We conducted the nationwide population-based cohort study using data from Taiwan's National Health Insurance Research Database. Incident ON cases during 2003~2014 were followed until the end of 2015. Pediatric and adult sub-cohorts were examined separately. The associations between immune-related comorbidities or treatment and outcomes were analyzed using Cox proportional hazards models.
A total of 11,923 adult and 1365 pediatric ON patients were enrolled.
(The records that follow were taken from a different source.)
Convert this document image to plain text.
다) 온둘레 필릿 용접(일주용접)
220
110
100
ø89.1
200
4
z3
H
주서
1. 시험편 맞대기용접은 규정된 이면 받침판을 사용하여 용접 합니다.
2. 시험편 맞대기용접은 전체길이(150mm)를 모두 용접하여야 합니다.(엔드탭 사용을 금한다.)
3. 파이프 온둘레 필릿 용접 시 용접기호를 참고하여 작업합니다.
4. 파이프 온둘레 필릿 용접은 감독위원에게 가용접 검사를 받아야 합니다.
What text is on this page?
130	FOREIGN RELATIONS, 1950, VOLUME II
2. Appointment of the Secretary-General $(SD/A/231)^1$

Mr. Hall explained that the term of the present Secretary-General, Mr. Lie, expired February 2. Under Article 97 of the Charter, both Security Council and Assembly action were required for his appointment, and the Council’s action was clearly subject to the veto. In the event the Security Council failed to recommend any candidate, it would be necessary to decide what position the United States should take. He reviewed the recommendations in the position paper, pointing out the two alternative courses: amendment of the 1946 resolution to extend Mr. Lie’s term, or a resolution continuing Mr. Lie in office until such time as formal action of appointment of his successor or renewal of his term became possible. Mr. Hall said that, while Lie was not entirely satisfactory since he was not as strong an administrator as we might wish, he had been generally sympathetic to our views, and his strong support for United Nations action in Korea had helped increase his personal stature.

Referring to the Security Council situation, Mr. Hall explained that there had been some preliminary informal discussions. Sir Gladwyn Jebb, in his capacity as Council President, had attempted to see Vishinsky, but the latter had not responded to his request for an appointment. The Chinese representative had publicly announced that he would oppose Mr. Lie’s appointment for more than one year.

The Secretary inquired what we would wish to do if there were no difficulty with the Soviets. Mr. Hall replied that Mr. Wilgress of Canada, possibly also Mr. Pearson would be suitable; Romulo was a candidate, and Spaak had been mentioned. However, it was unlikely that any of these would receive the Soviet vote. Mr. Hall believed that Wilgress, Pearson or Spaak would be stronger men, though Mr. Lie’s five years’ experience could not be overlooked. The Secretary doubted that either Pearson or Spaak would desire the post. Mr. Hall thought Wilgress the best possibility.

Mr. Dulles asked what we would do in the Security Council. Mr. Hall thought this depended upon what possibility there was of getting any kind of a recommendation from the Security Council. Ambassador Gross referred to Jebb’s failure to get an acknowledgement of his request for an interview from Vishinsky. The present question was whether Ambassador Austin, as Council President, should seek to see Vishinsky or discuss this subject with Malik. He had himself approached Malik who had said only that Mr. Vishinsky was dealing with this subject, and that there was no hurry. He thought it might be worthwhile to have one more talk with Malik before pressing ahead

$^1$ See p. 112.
The rates of subsequent development of MS were 2.7% for adult and 3.1% for pediatric ON with median follow-up duration of 6.3 and 7.3 years respectively, while 1.2% of pediatric and adult ON evolved to NMO. Comorbid systemic lupus erythematosus was associated with increased risks of subsequent development of MS in adult (adjusted hazard ratio [aHR], 2.80; 95% CI, 1.04-7.49) and pediatric ON patients (aHR, 21.65; 95% CI, 1.29-363.4). Adult ON patients were at increased risks of NMO if comorbid with myasthenia gravis (aHR, 9.13; 95% CI, 1.20-69.45) or Sjogren's syndrome (aHR, 4.71; 95% CI, 1.74-12.76).
ON could be the sentinel event linking several peripheral autoimmune comorbidities to distinct forms of central nervous system demyelination.
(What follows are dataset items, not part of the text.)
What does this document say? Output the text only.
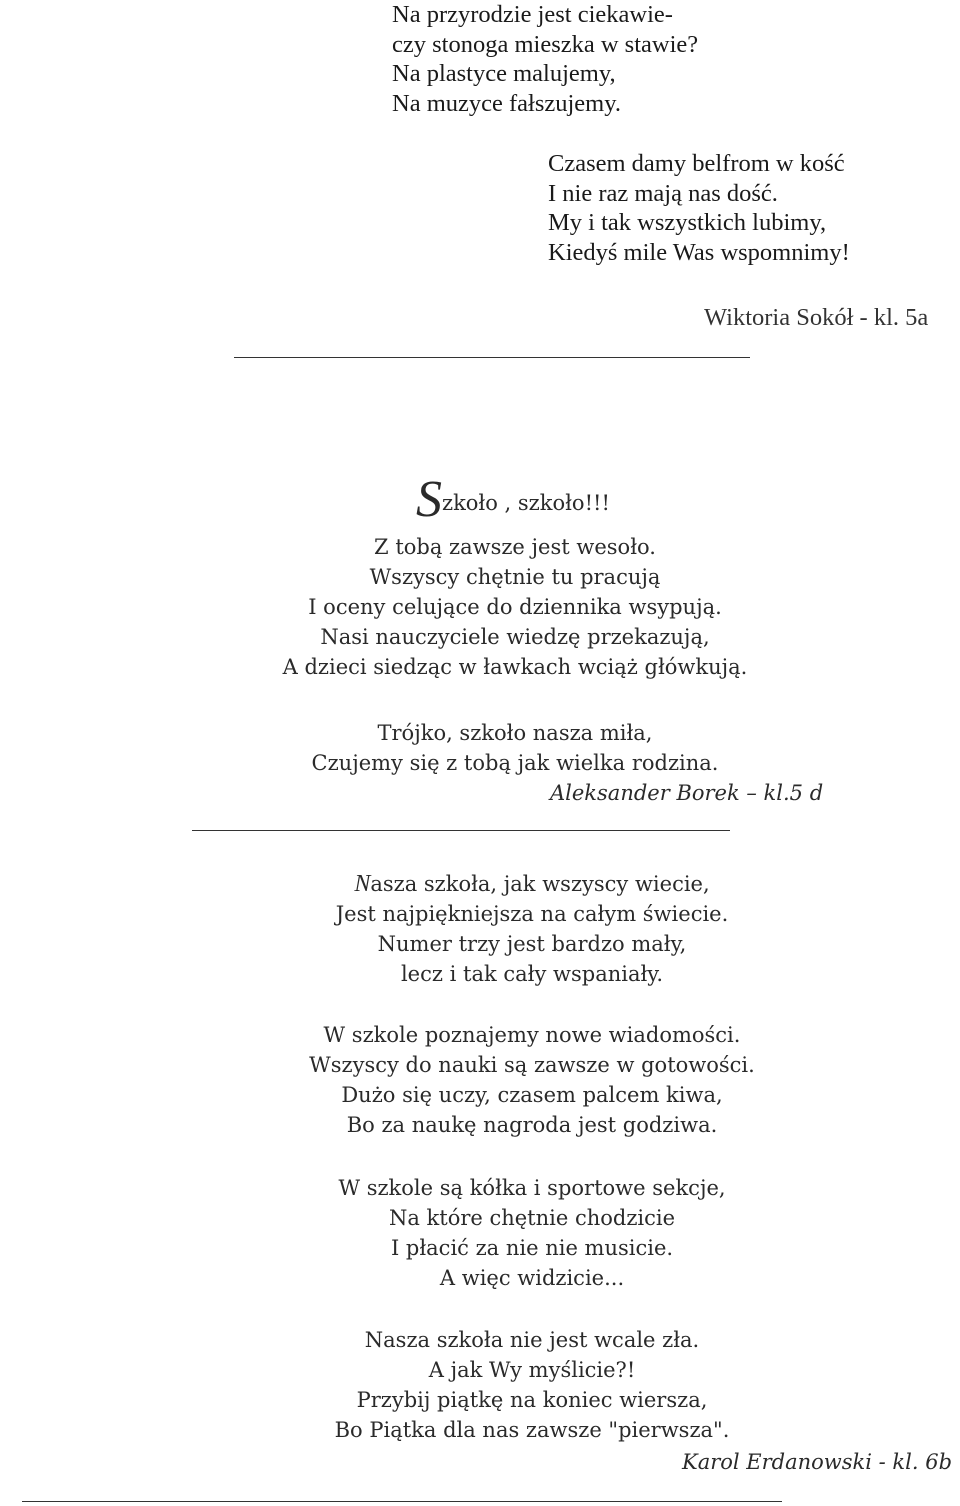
Na przyrodzie jest ciekawie-
czy stonoga mieszka w stawie?
Na plastyce malujemy,
Na muzyce fałszujemy.
Czasem damy belfrom w kość
I nie raz mają nas dość.
My i tak wszystkich lubimy,
Kiedyś mile Was wspomnimy!
Wiktoria Sokół - kl. 5a
Szkoło , szkoło!!!
Z tobą zawsze jest wesoło.
Wszyscy chętnie tu pracują
I oceny celujące do dziennika wsypują.
Nasi nauczyciele wiedzę przekazują,
A dzieci siedząc w ławkach wciąż główkują.
Trójko, szkoło nasza miła,
Czujemy się z tobą jak wielka rodzina.
Aleksander Borek – kl.5 d
Nasza szkoła, jak wszyscy wiecie,
Jest najpiękniejsza na całym świecie.
Numer trzy jest bardzo mały,
lecz i tak cały wspaniały.
W szkole poznajemy nowe wiadomości.
Wszyscy do nauki są zawsze w gotowości.
Dużo się uczy, czasem palcem kiwa,
Bo za naukę nagroda jest godziwa.
W szkole są kółka i sportowe sekcje,
Na które chętnie chodzicie
I płacić za nie nie musicie.
A więc widzicie...
Nasza szkoła nie jest wcale zła.
A jak Wy myślicie?!
Przybij piątkę na koniec wiersza,
Bo Piątka dla nas zawsze "pierwsza".
Karol Erdanowski - kl. 6b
视神经炎(ON)的长期预后存在异质性,且在不同人群中似乎有所不同。确定ON自然史的决定因素将有助于治疗规划和预后判断,而亚洲患者的相关研究报道较少。本研究旨在阐明台湾ON患者的合并症和治疗是否与随后发生多发性硬化(MS)或视神经脊髓炎(NMO)的不同风险相关。
我们利用台湾国民健康保险研究数据库的数据进行了一项全国性的基于人群的队列研究。对2003年至2014年期间的新发ON病例进行随访直至2015年底。分别对儿童和成人亚队列进行检查。使用Cox比例风险模型分析免疫相关合并症或治疗与结局之间的关联。
共纳入11923例成人ON患者和1365例儿童ON患者。成人ON患者随后发生MS的比例为2.7%,儿童ON患者为3.1%,中位随访时间分别为6.3年和7.3年,而1.2%的儿童和成人ON进展为NMO。合并系统性红斑狼疮与成人(调整后风险比[aHR],2.80;95%可信区间[CI],1.04 - 7.49)和儿童ON患者随后发生MS的风险增加相关(aHR,21.65;95%CI,1.29 - 363.4)。如果成人ON患者合并重症肌无力(aHR,9.13;95%CI,1.20 - 69.45)或干燥综合征(aHR,4.71;95%CI,1.74 - 12.76),则发生NMO的风险增加。
ON可能是将几种外周自身免疫性合并症与不同形式的中枢神经系统脱髓鞘联系起来的哨兵事件。